Shares in Tesla (TSLA - Free Report) are up 3% - after trading up as much as 6% - on Tuesday, building on a nearly 5% gain on Monday. At the current price of $343/share, Tesla has now gained an astonishing 24% since hitting recent lows of $275/share on May 22nd.
The most recent news is that an analyst conducted his own survey of 20 Tesla sales centers and found a large reported increase in recent Model 3 deliveries. This new information convinced him to raise his estimate for Model 3 deliveries in Q2 from 20,000 to 30,000. It’s the latest in a series of positive news items for the company tat began at the Annual Shareholders’ Meeting last week at which CEO Elon Musk announced that Tesla would be able to produce 5,000 Model 3s per week by the end of June.
Here’s a brief timeline of recent developments for Tesla:
May 2nd – Tesla reports positive earnings, but Musk holds the now infamous press conference in which he dismisses several analyst questions as “Dry” and “Boneheaded.” He adds that investors who have a distaste for volatility shouldn’t bother owning the stock.
May 4th – Musk tweets about the “short burn” to come.
May 8th - Musk personally buys an additional $10M worth of Tesla shares, adding to his 20% stake in the company.
June 1st – A report in a German business journal details a reverse engineering project on a Model 3 which found impressive design features, a significant reduction in the amount of expensive Cobalt used in the batteries and a low estimate of the overall cost of production. (Read about it here>>)
June 5th – Tesla Annual Shareholder Meeting. Musk is retained as Chairman of the Board and three Musk- friendly board members are re-confirmed. The CEO states that 5,000 Model 3s per week will likely be produced by the end of Q2. Tesla also reveals plans for a second Gigafactory in Shanghai, China.
June 10th – Tesla announces that the most recent update of its Autopilot software will allow further autonomous driving functions to be enabled.
June 12th – KeyBanc analyst Brad Erikson raises production estimate 50%
June 12th – Tesla announces layoffs of 9% of its workforce, primarily white collared salary jobs as part of its previously announced desire to flatten is management structure. The goal reported to move toward toward sustained profitability. Production goals are unchanged.
While the 50% increase in expected deliveries is certainly a positive development for Tesla, the market reaction seems to be somewhat out of proportion, given that some of these numbers, while far from certain, were already an established possibility being floated by those presenting a bullish thesis for the company.
The incredible upward price pressure seen over the past few days is probably largely the result of short covering. Short interest in Tesla shares has grown from around 30 million at the beginning of 2018 to 39 million on May 31st, the most recent report available. This means the total losses in those short positions is now near $3 billion.

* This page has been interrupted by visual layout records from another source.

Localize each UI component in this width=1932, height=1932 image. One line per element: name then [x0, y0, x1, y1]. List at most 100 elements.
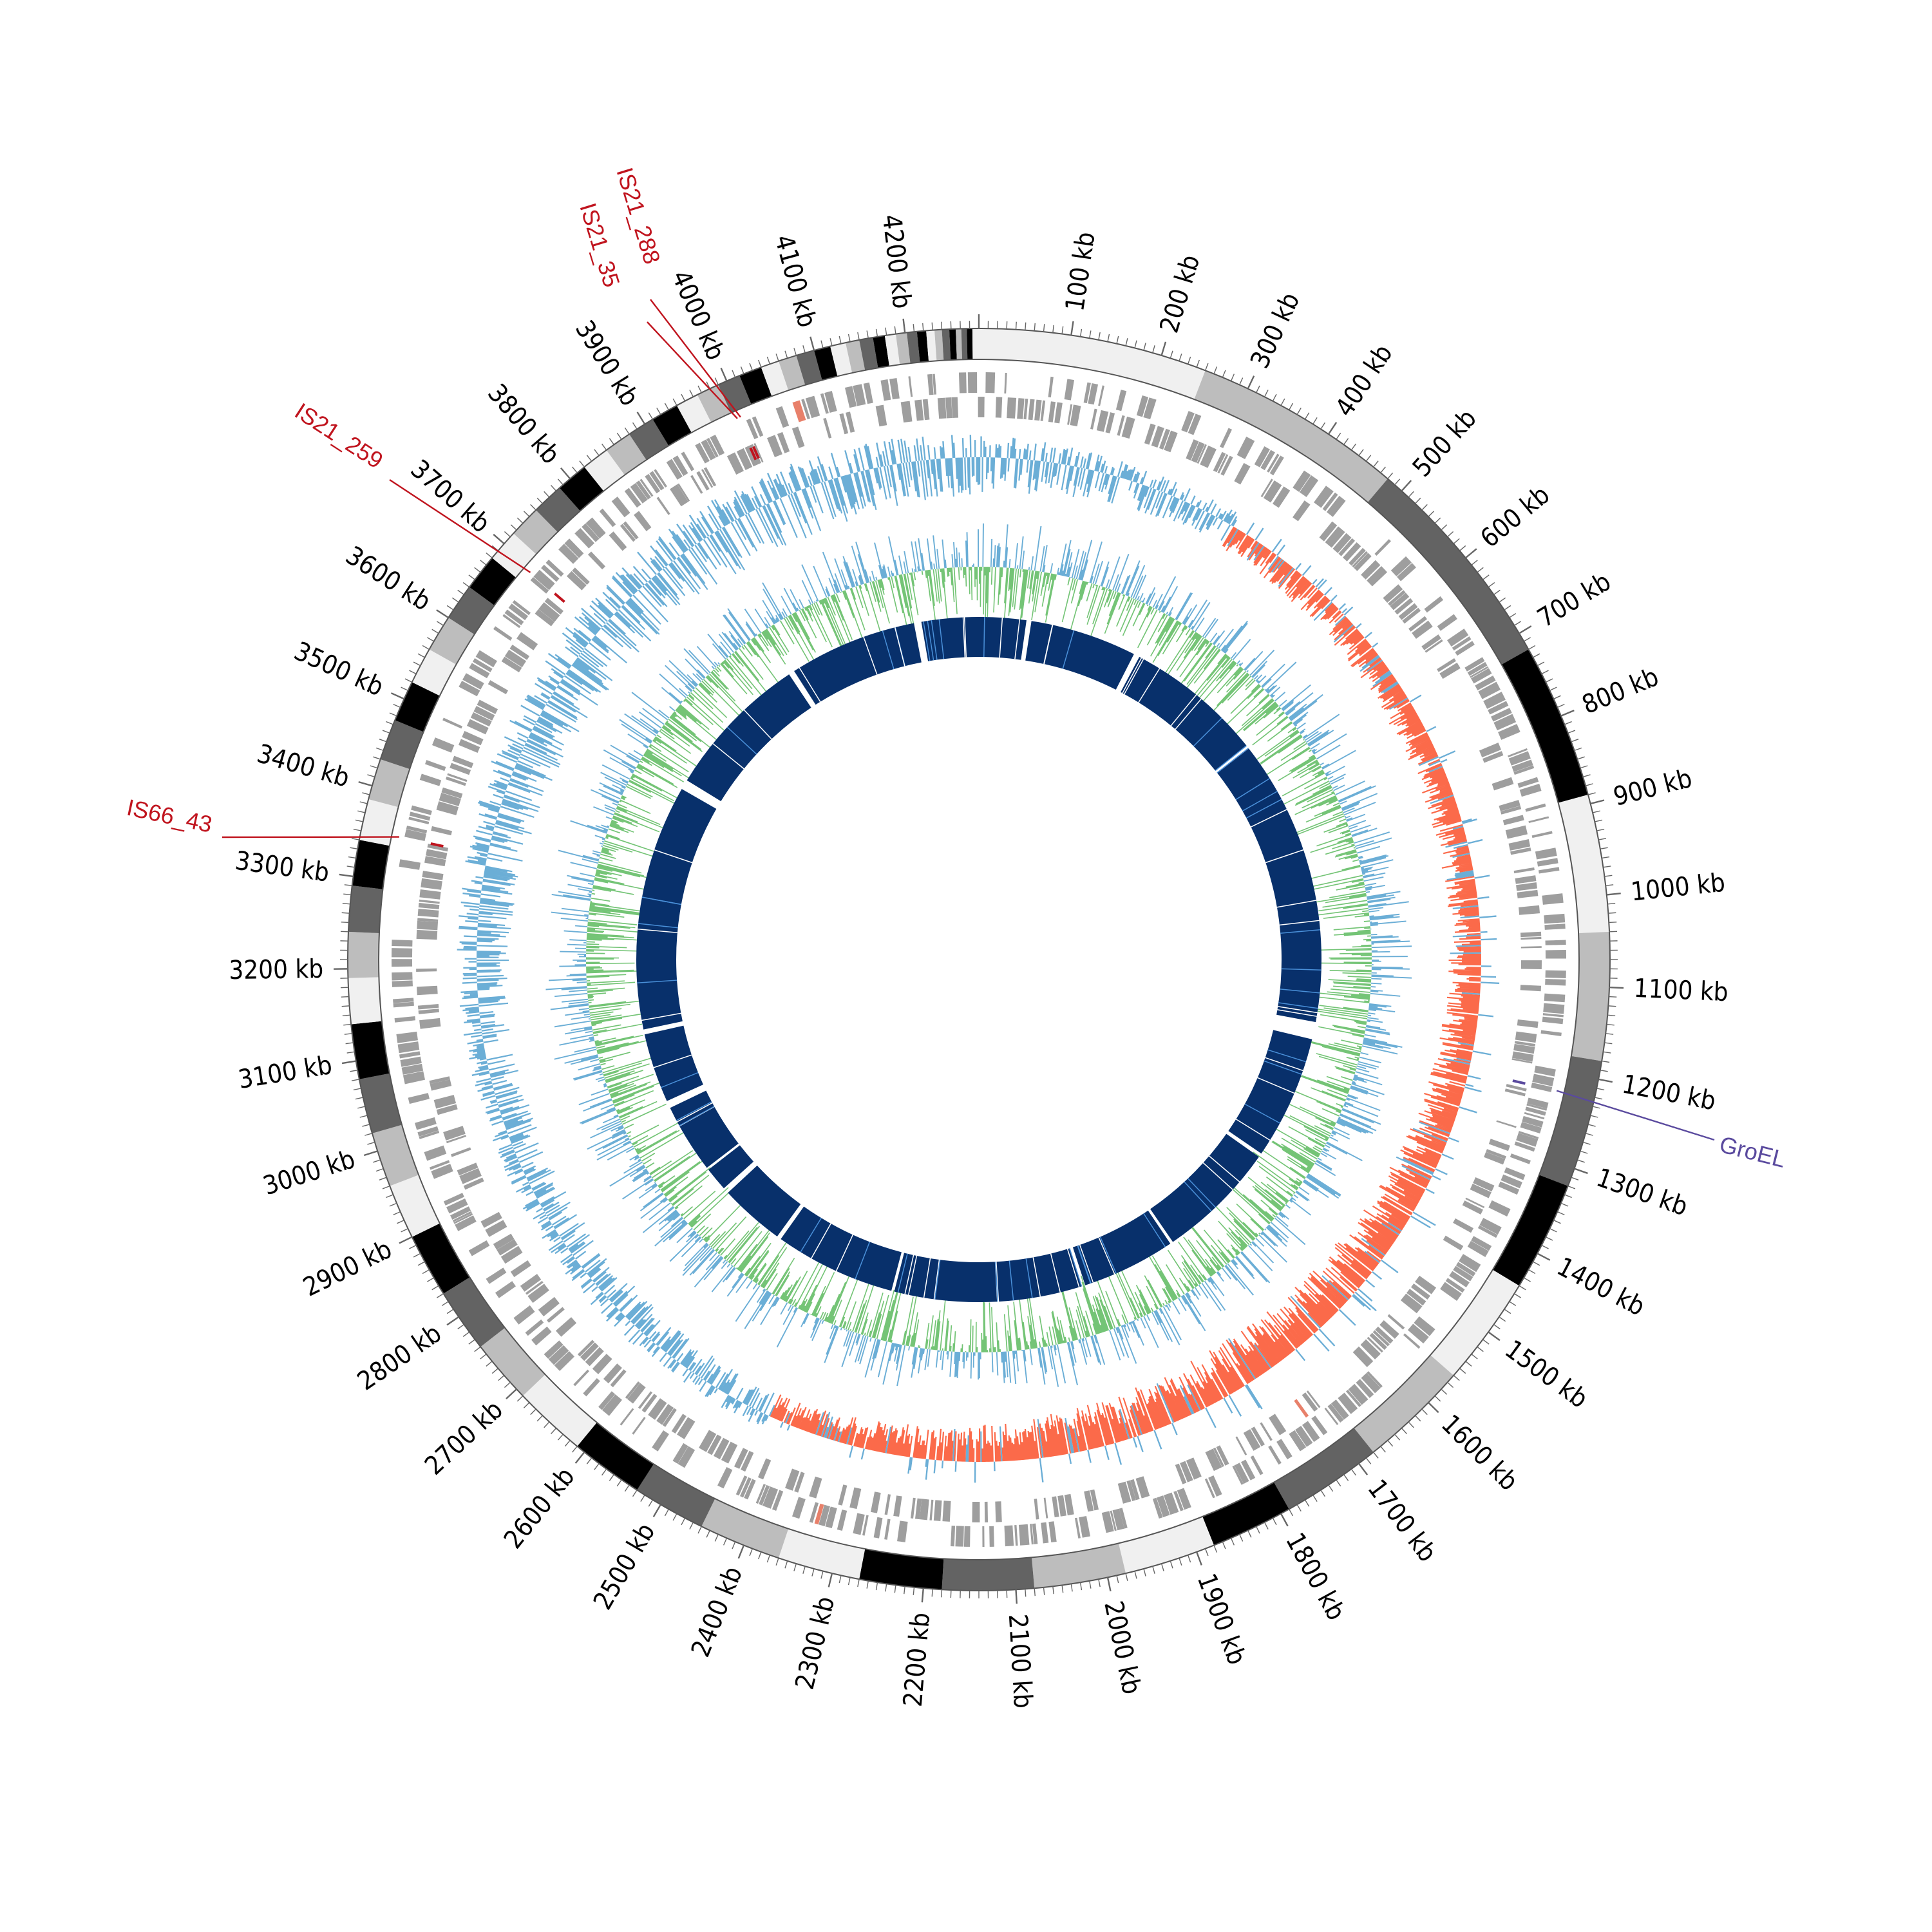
conservation-hairline — [743, 709, 772, 740]
gene-feature — [863, 383, 873, 404]
minor-tick — [1336, 1479, 1341, 1487]
conservation-hairline — [1278, 1002, 1318, 1009]
gene-feature — [1515, 1031, 1537, 1043]
minor-tick — [1296, 407, 1302, 415]
gene-feature — [1528, 816, 1549, 824]
gene-feature — [932, 374, 937, 395]
conservation-hairline — [1009, 1260, 1014, 1301]
minor-tick — [1070, 1584, 1073, 1592]
gene-feature — [1539, 867, 1560, 874]
minor-tick — [1459, 545, 1466, 551]
gene-feature — [554, 1350, 574, 1371]
gene-feature — [530, 576, 549, 594]
minor-tick — [1571, 739, 1579, 743]
minor-tick — [1602, 1060, 1610, 1063]
gene-feature — [1186, 1457, 1202, 1480]
contig-segment — [1354, 1355, 1454, 1452]
minor-tick — [1098, 1579, 1101, 1587]
gene-feature — [510, 1260, 531, 1278]
minor-tick — [1350, 1468, 1357, 1476]
minor-tick — [1592, 810, 1600, 813]
conservation-hairline — [1281, 968, 1321, 971]
gene-feature — [1545, 949, 1566, 959]
minor-tick — [1365, 455, 1372, 462]
gene-feature — [1473, 1177, 1495, 1192]
gene-feature — [1205, 1448, 1222, 1472]
major-tick — [390, 692, 404, 700]
minor-tick — [1447, 531, 1454, 538]
gene-feature — [900, 401, 913, 423]
gene-feature — [1030, 1524, 1034, 1545]
gene-feature — [1367, 1336, 1383, 1353]
gene-feature — [1232, 1465, 1244, 1485]
minor-tick — [367, 774, 375, 778]
gene-feature — [392, 980, 413, 987]
minor-tick — [1213, 366, 1218, 374]
gene-feature — [459, 1168, 482, 1184]
feature-label-is21-259: IS21_259 — [290, 397, 388, 473]
tick-label: 2000 kb — [1098, 1598, 1146, 1697]
gene-feature — [580, 1342, 599, 1361]
conservation-hairline — [938, 619, 945, 659]
contig-segment — [348, 977, 382, 1025]
gene-feature — [1455, 1262, 1476, 1277]
gene-feature — [721, 1441, 738, 1464]
minor-tick — [1553, 1220, 1561, 1224]
conservation-hairline — [1235, 1119, 1271, 1141]
contig-segment — [1501, 649, 1588, 803]
gene-feature — [862, 1515, 869, 1536]
gene-feature — [427, 844, 449, 852]
gene-feature — [1243, 1429, 1261, 1451]
minor-tick — [1015, 321, 1017, 330]
conservation-block — [670, 1090, 739, 1168]
gene-feature — [1486, 1149, 1506, 1159]
gene-feature — [706, 437, 719, 458]
contig-segment — [1558, 795, 1610, 933]
minor-tick — [544, 491, 550, 498]
gene-feature — [392, 940, 413, 947]
minor-tick — [586, 1457, 592, 1464]
gene-feature — [451, 1147, 471, 1157]
gene-feature — [1294, 1399, 1309, 1418]
minor-tick — [1394, 478, 1401, 486]
gene-feature — [1508, 751, 1531, 766]
gene-feature — [1462, 1200, 1483, 1215]
gene-feature — [791, 426, 805, 448]
feature-marker — [752, 446, 760, 459]
minor-tick — [409, 1245, 417, 1249]
gene-feature — [404, 829, 426, 842]
minor-tick — [1604, 875, 1613, 877]
tick-label: 1500 kb — [1499, 1334, 1593, 1414]
conservation-hairline — [1050, 1253, 1061, 1293]
gene-feature — [1513, 1043, 1535, 1054]
minor-tick — [866, 330, 869, 339]
minor-tick — [894, 326, 896, 334]
gene-feature — [429, 1076, 450, 1084]
gene-feature — [625, 1381, 640, 1399]
gene-feature — [801, 399, 811, 420]
minor-tick — [468, 574, 475, 580]
gene-feature — [548, 1345, 569, 1365]
gene-feature — [477, 699, 498, 714]
minor-tick — [1607, 1014, 1616, 1016]
gene-feature — [1254, 446, 1270, 468]
tick-label: 1200 kb — [1620, 1070, 1718, 1117]
minor-tick — [1577, 756, 1585, 760]
gene-feature — [979, 397, 985, 418]
minor-tick — [1421, 504, 1428, 511]
gene-feature — [541, 564, 560, 582]
minor-tick — [1557, 1211, 1565, 1216]
tick-label: 2400 kb — [686, 1562, 748, 1661]
minor-tick — [866, 1580, 869, 1589]
minor-tick — [1143, 343, 1146, 351]
conservation-hairline — [1246, 799, 1282, 819]
gene-feature — [1260, 450, 1275, 471]
gene-feature — [1390, 556, 1412, 577]
minor-tick — [1043, 1587, 1045, 1595]
gene-feature — [544, 1340, 564, 1359]
conservation-hairline — [676, 1101, 712, 1121]
gene-feature — [406, 826, 428, 834]
gene-feature — [652, 1430, 669, 1452]
conservation-hairline — [1278, 1006, 1318, 1014]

Read more about the mechanics of the short situation in Tesla on Zacks.com here>> and here>>
The market participants in the shares right now can be broken down into a few broad categories:
Musk – 20% (self-explanatory) he’s not selling.
Institutional Investors – 61% as Tesla shares rise, there’s actually an incentive for money managers to get on board to avoid underperforming the funds that are already invested, though some long-term holders may take the opportunity to lighten up by taking some profits on the rally.

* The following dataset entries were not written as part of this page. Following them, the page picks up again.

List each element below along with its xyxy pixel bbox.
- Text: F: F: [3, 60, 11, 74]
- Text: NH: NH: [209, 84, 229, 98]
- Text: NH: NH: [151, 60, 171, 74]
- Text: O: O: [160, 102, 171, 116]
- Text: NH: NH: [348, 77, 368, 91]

Retail Investors – (approximately 19%) Most individual investors in Tesla are in for the long term and aren’t particularly interested in selling out. Tesla’s status as a “cult” stock attracts a dedicated breed of investor who sees the company as the one of the biggest companies in the world years or decades from now and who is not enticed to sell by a quick rally.

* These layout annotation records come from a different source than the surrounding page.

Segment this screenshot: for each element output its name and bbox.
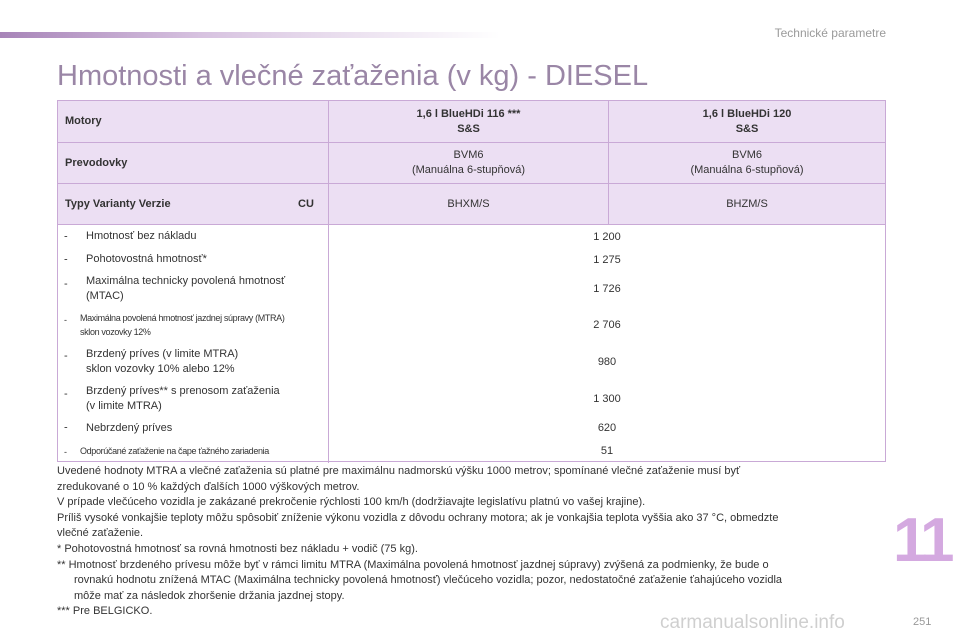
header-label-text: Motory bbox=[65, 115, 102, 127]
row-value: 1 300 bbox=[328, 381, 885, 417]
note-line: *** Pre BELGICKO. bbox=[57, 605, 153, 618]
note-line: môže mať za následok zhoršenie držania j… bbox=[74, 589, 345, 602]
watermark: carmanualsonline.info bbox=[660, 612, 845, 633]
row-label-line: Maximálna povolená hmotnosť jazdnej súpr… bbox=[80, 313, 285, 323]
table-row: Maximálna povolená hmotnosť jazdnej súpr… bbox=[58, 307, 885, 343]
header-line: S&S bbox=[735, 122, 759, 135]
row-label: Pohotovostná hmotnosť* bbox=[58, 248, 328, 271]
row-value: 1 726 bbox=[328, 271, 885, 307]
row-label-line: Hmotnosť bez nákladu bbox=[86, 230, 197, 242]
row-label-line: Nebrzdený príves bbox=[86, 421, 173, 434]
row-value: 620 bbox=[328, 417, 885, 439]
header-line: BHXM/S bbox=[447, 197, 490, 210]
row-label-line: sklon vozovky 12% bbox=[80, 327, 151, 337]
table-row: Nebrzdený príves 620 bbox=[58, 417, 885, 439]
header-label-text: Typy Varianty Verzie bbox=[65, 197, 171, 210]
row-label-line: Brzdený príves** s prenosom zaťaženia bbox=[86, 385, 280, 397]
notes: Uvedené hodnoty MTRA a vlečné zaťaženia … bbox=[57, 464, 887, 620]
header-code: CU bbox=[298, 197, 314, 210]
row-label: Brzdený príves** s prenosom zaťaženia (v … bbox=[58, 381, 328, 417]
header-label: Typy Varianty Verzie CU bbox=[58, 184, 328, 224]
row-label-line: (MTAC) bbox=[86, 290, 124, 302]
header-line: (Manuálna 6-stupňová) bbox=[411, 164, 526, 176]
header-row: Typy Varianty Verzie CU BHXM/S BHZM/S bbox=[58, 184, 885, 225]
header-cell: BHXM/S bbox=[328, 184, 608, 224]
header-label: Motory bbox=[58, 101, 328, 142]
table-row: Maximálna technicky povolená hmotnosť (MT… bbox=[58, 271, 885, 307]
row-label: Maximálna povolená hmotnosť jazdnej súpr… bbox=[58, 307, 328, 343]
header-line: 1,6 l BlueHDi 120 bbox=[702, 107, 792, 120]
row-label: Maximálna technicky povolená hmotnosť (MT… bbox=[58, 271, 328, 307]
table-row: Brzdený príves** s prenosom zaťaženia (v … bbox=[58, 381, 885, 417]
note-line: Uvedené hodnoty MTRA a vlečné zaťaženia … bbox=[57, 465, 741, 477]
header-row: Prevodovky BVM6 (Manuálna 6-stupňová) BVM6 (… bbox=[58, 143, 885, 184]
row-value: 2 706 bbox=[328, 307, 885, 343]
header-row: Motory 1,6 l BlueHDi 116 *** S&S 1,6 l Blue… bbox=[58, 101, 885, 143]
note-line: V prípade vlečúceho vozidla je zakázané … bbox=[57, 496, 646, 509]
row-value: 980 bbox=[328, 343, 885, 381]
page-number: 251 bbox=[913, 616, 932, 628]
note-line: * Pohotovostná hmotnosť sa rovná hmotnos… bbox=[57, 542, 418, 555]
header-line: BVM6 bbox=[732, 149, 762, 161]
header-bar bbox=[0, 32, 500, 38]
row-value: 1 275 bbox=[328, 248, 885, 271]
table-row: Pohotovostná hmotnosť* 1 275 bbox=[58, 248, 885, 271]
note-line: rovnakú hodnotu znížená MTAC (Maximálna … bbox=[74, 574, 783, 587]
header-label-text: Prevodovky bbox=[65, 156, 128, 169]
table-row: Hmotnosť bez nákladu 1 200 bbox=[58, 225, 885, 248]
row-label-line: (v limite MTRA) bbox=[86, 400, 162, 412]
header-cell: BVM6 (Manuálna 6-stupňová) bbox=[328, 143, 608, 183]
header-line: BVM6 bbox=[453, 149, 484, 161]
header-cell: 1,6 l BlueHDi 120 S&S bbox=[608, 101, 885, 142]
row-label-line: Odporúčané zaťaženie na čape ťažného zar… bbox=[80, 446, 269, 456]
row-label: Hmotnosť bez nákladu bbox=[58, 225, 328, 248]
note-line: zredukované o 10 % každých ďalších 1000 … bbox=[57, 480, 360, 493]
note-line: Príliš vysoké vonkajšie teploty môžu spô… bbox=[57, 511, 779, 524]
row-label: Odporúčané zaťaženie na čape ťažného zar… bbox=[58, 439, 328, 463]
row-label: Brzdený príves (v limite MTRA) sklon vozo… bbox=[58, 343, 328, 381]
header-line: (Manuálna 6-stupňová) bbox=[690, 164, 804, 176]
row-label-line: sklon vozovky 10% alebo 12% bbox=[86, 363, 235, 375]
header-line: 1,6 l BlueHDi 116 *** bbox=[416, 107, 521, 120]
row-value: 51 bbox=[328, 439, 885, 463]
table: Motory 1,6 l BlueHDi 116 *** S&S 1,6 l Blue… bbox=[57, 100, 886, 463]
row-label-line: Maximálna technicky povolená hmotnosť bbox=[86, 275, 286, 287]
row-label: Nebrzdený príves bbox=[58, 417, 328, 439]
table-row: Odporúčané zaťaženie na čape ťažného zar… bbox=[58, 439, 885, 463]
header-label: Prevodovky bbox=[58, 143, 328, 183]
header-cell: BHZM/S bbox=[608, 184, 885, 224]
table-row: Brzdený príves (v limite MTRA) sklon vozo… bbox=[58, 343, 885, 381]
note-line: vlečné zaťaženie. bbox=[57, 527, 144, 540]
header-line: S&S bbox=[457, 122, 480, 135]
chapter-number: 11 bbox=[893, 506, 955, 575]
row-label-line: Brzdený príves (v limite MTRA) bbox=[86, 348, 239, 360]
header-cell: BVM6 (Manuálna 6-stupňová) bbox=[608, 143, 885, 183]
row-label-line: Pohotovostná hmotnosť* bbox=[86, 253, 207, 265]
row-value: 1 200 bbox=[328, 225, 885, 248]
section-name: Technické parametre bbox=[774, 26, 886, 40]
header-line: BHZM/S bbox=[726, 197, 768, 210]
page-title: Hmotnosti a vlečné zaťaženia (v kg) - DI… bbox=[57, 60, 649, 92]
note-line: ** Hmotnosť brzdeného prívesu môže byť v… bbox=[57, 558, 769, 571]
header-cell: 1,6 l BlueHDi 116 *** S&S bbox=[328, 101, 608, 142]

Strong and Weak Shorts – Short selling is a complicated rational and emotional enterprise because of the Catch-22 of big rallies. Investors who think a stock is overvalued at a given price (and have sold it short) only become more convinced that the valuation doesn’t make sense if the price rises. While the most recent price move has been painful, it’s easy to imagine the better-capitalized short players are now more bearish than ever and more certain than ever of the premise of their position.
Unfortunately for the shorts, much of the buying in a short-squeeze is not voluntary. An old adage - frequently attributed to the great economist John Maynard Keynes (who was unfortunately not a great investor) - states “The markets can remain irrational longer than you can remain solvent.”
When share prices rise rapidly, many shorts who would otherwise choose to stay short are forced out of their positions due to any one of a number of reasons – margin calls, an attempt to avoid reporting drawdowns to investors, forced buying by risk management at big firms, and the basic desire simply to not to get fired and/or go out of business.
We won’t now for sure how the short interest has changed until the most recent bi-monthly report is released after this week, but it’s a fair bet that at least some shorts have thrown in the towel during the most recent rally. Meeting production goals and achieving profitability are the most important factors in the company’s long-term prospects, but in the immediate future, the positioning of various market participants and current news is likely to drive daily moves in the shares.